Sözlük dışında henüz ablayım, sözlükte teyze deniyor. Bilemiyorum, belki bayram yaklaşıyor diyedir. Bayramda bez mendil arasında 5'er dolar ateşlerim, nereden baksan iyi para.
divan-ı lügati't türk'de eze diye bir kelime vardır ki büyük kız kardeş manasına gelir. maraş'ta da kullanıldığına şahit olmuştum. kökü eze olması muhtemel türkçe kelime.
Annenin kız kardeşi olması ötesindedir. Özlenendir. Anlamsızca elinin telefona gitme sebebidir. Kahvene eşlik edendir. Aklındam hiç çıkmayandır. Pek çok şarkıda anı bırakandır. Telefonun ucundaki sessizliktir artık.
canından candır. gidişinin üzerinden on yıl geçmiş olsa bilr bilinçsizce eline telefonu alıp aramaya kalkarsın. ve ne yapıyorum lan ben dülüncesiyle kimsesiszliğinize ağlamaya başlarsınız. öyle de yalnızlık hissi doğurandır.

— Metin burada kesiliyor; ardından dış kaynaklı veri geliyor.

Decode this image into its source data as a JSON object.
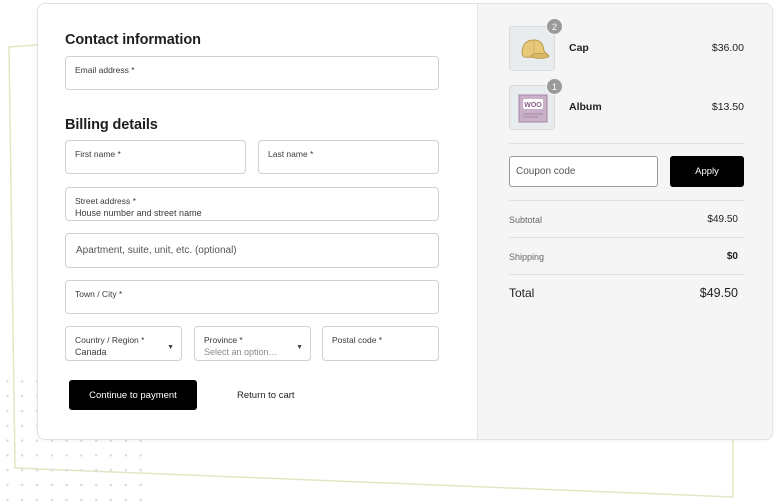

teyzem cok iyi huylu biri ben teyzeme cok seviyorum sizde severseniz teyzenizin dogum gununde ona hediy alin en iyisini ve en sevdiklerinden. teyze sevgisi insanlara saygi duymak demektir bir insan teyzesini nekadar severse okadar daha iyi ve saglikli. sizde iyi huylu hatunlar ve beyler olun.

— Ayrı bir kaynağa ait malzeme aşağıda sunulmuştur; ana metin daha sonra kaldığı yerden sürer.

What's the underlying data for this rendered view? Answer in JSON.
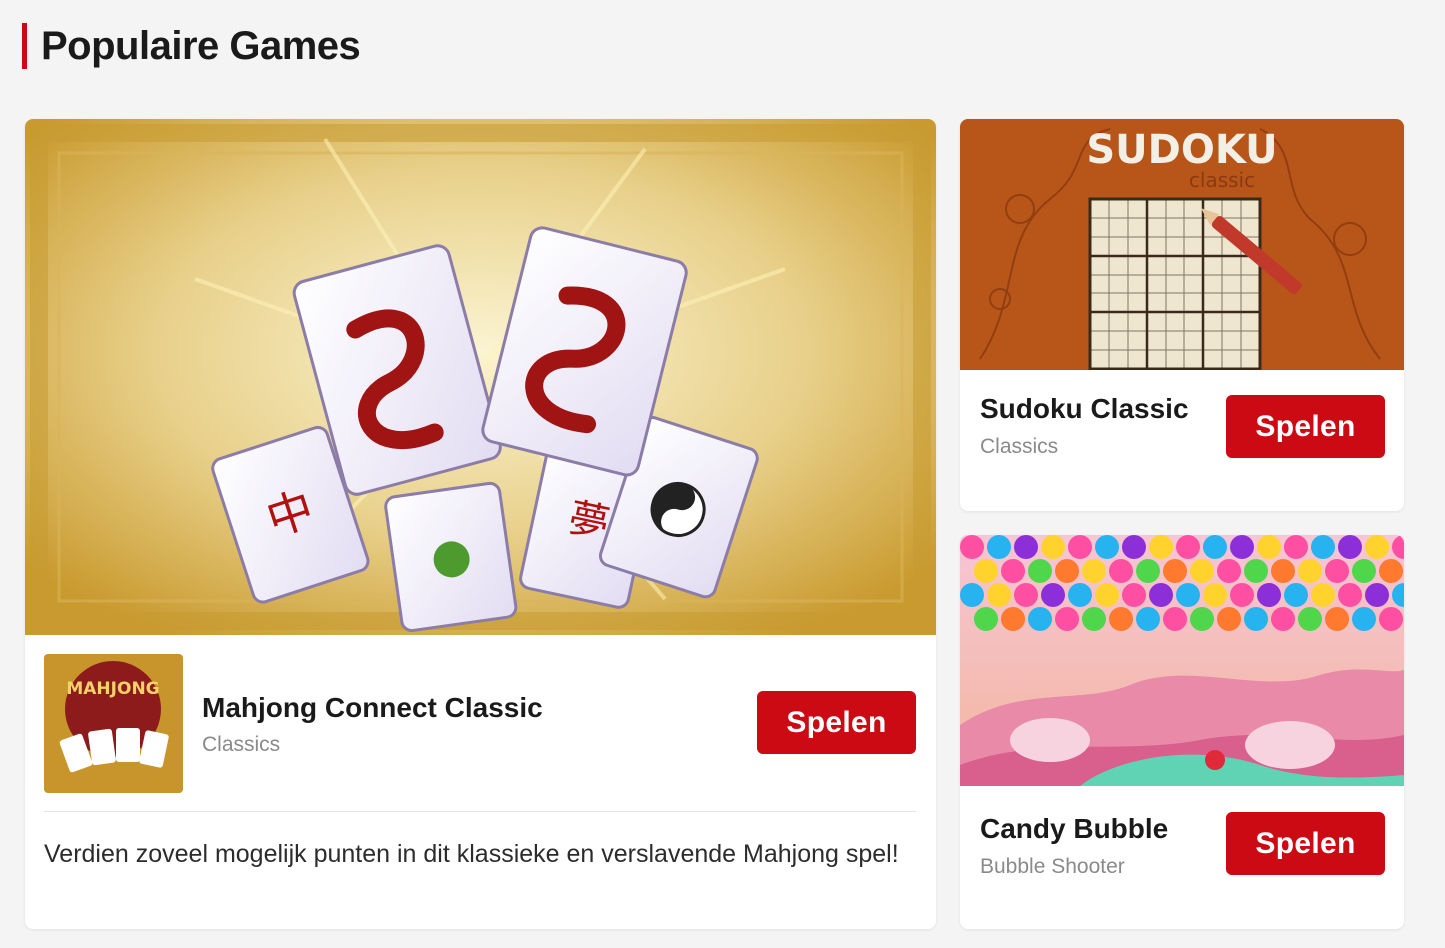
{
  "section": {
    "title": "Populaire Games"
  },
  "colors": {
    "accent": "#cc0a14",
    "background": "#f4f4f4"
  },
  "featured": {
    "image_alt": "mahjong-tiles-artwork",
    "icon_name": "mahjong-connect-logo-icon",
    "icon_text": "MAHJONG",
    "title": "Mahjong Connect Classic",
    "category": "Classics",
    "button_label": "Spelen",
    "description": "Verdien zoveel mogelijk punten in dit klassieke en verslavende Mahjong spel!"
  },
  "games": [
    {
      "thumb_heading": "SUDOKU",
      "thumb_sub": "classic",
      "title": "Sudoku Classic",
      "category": "Classics",
      "button_label": "Spelen"
    },
    {
      "title": "Candy Bubble",
      "category": "Bubble Shooter",
      "button_label": "Spelen"
    }
  ]
}
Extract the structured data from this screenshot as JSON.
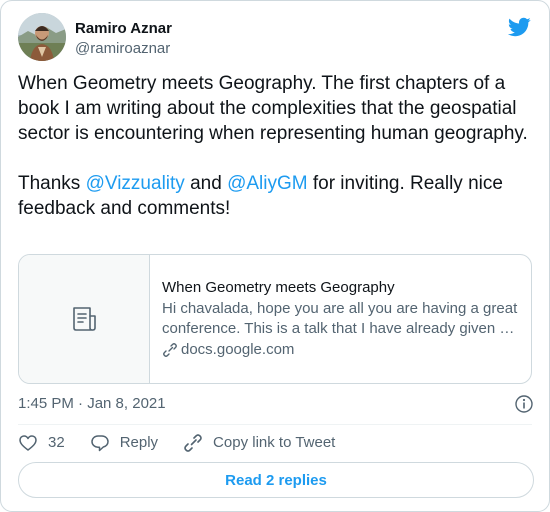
{
  "author": {
    "display_name": "Ramiro Aznar",
    "handle": "@ramiroaznar",
    "avatar": "avatar-photo"
  },
  "brand": {
    "icon": "twitter-bird-icon",
    "color": "#1d9bf0"
  },
  "tweet": {
    "paragraph1": "When Geometry meets Geography. The first chapters of a book I am writing about the complexities that the geospatial sector is encountering when representing human geography.",
    "paragraph2_pre": "Thanks ",
    "mention1": "@Vizzuality",
    "paragraph2_mid": " and ",
    "mention2": "@AliyGM",
    "paragraph2_post": " for inviting. Really nice feedback and comments!"
  },
  "link_card": {
    "thumb_icon": "document-icon",
    "title": "When Geometry meets Geography",
    "description": "Hi chavalada, hope you are all you are having a great conference. This is a talk that I have already given …",
    "domain": "docs.google.com",
    "domain_icon": "link-icon"
  },
  "meta": {
    "timestamp": "1:45 PM · Jan 8, 2021",
    "info_icon": "info-icon"
  },
  "actions": {
    "like_count": "32",
    "reply_label": "Reply",
    "copy_label": "Copy link to Tweet"
  },
  "replies_button": {
    "label": "Read 2 replies"
  },
  "colors": {
    "text": "#0f1419",
    "secondary": "#536471",
    "accent": "#1d9bf0",
    "border": "#cfd9de"
  }
}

benim için teyze, dolabımı talan edip beğendiği her şeyi aşıran kadınlar demek. geçen sene alıp da hiç giymediğim elbisemi teyzemin dolabında buldum mesela, çeşitli tişört ve pantolonları saymıyorum bile.
bayram tatili için getirdiğim üst baş da an itibarıyla bitti, kapanın elinde kaldı.
Seni ne kadar çok sevdiğimi biliyorsun. Artık sana bunu söyleyemiyor bile olsam biliyorsun.
Arayıp sesini duymak,senle konuşmak,sana anlatmak istediğim o kadar çok şey var ki!!!
Ama...
Geçmişten içimde kalan en güzel insansın. Üzüldüğüm tek şey seni özlediğimde artık yanında olamamak,arayamamak,teyzem geliyorum diyememek. Ve seni bir daha göremeyecek olmam.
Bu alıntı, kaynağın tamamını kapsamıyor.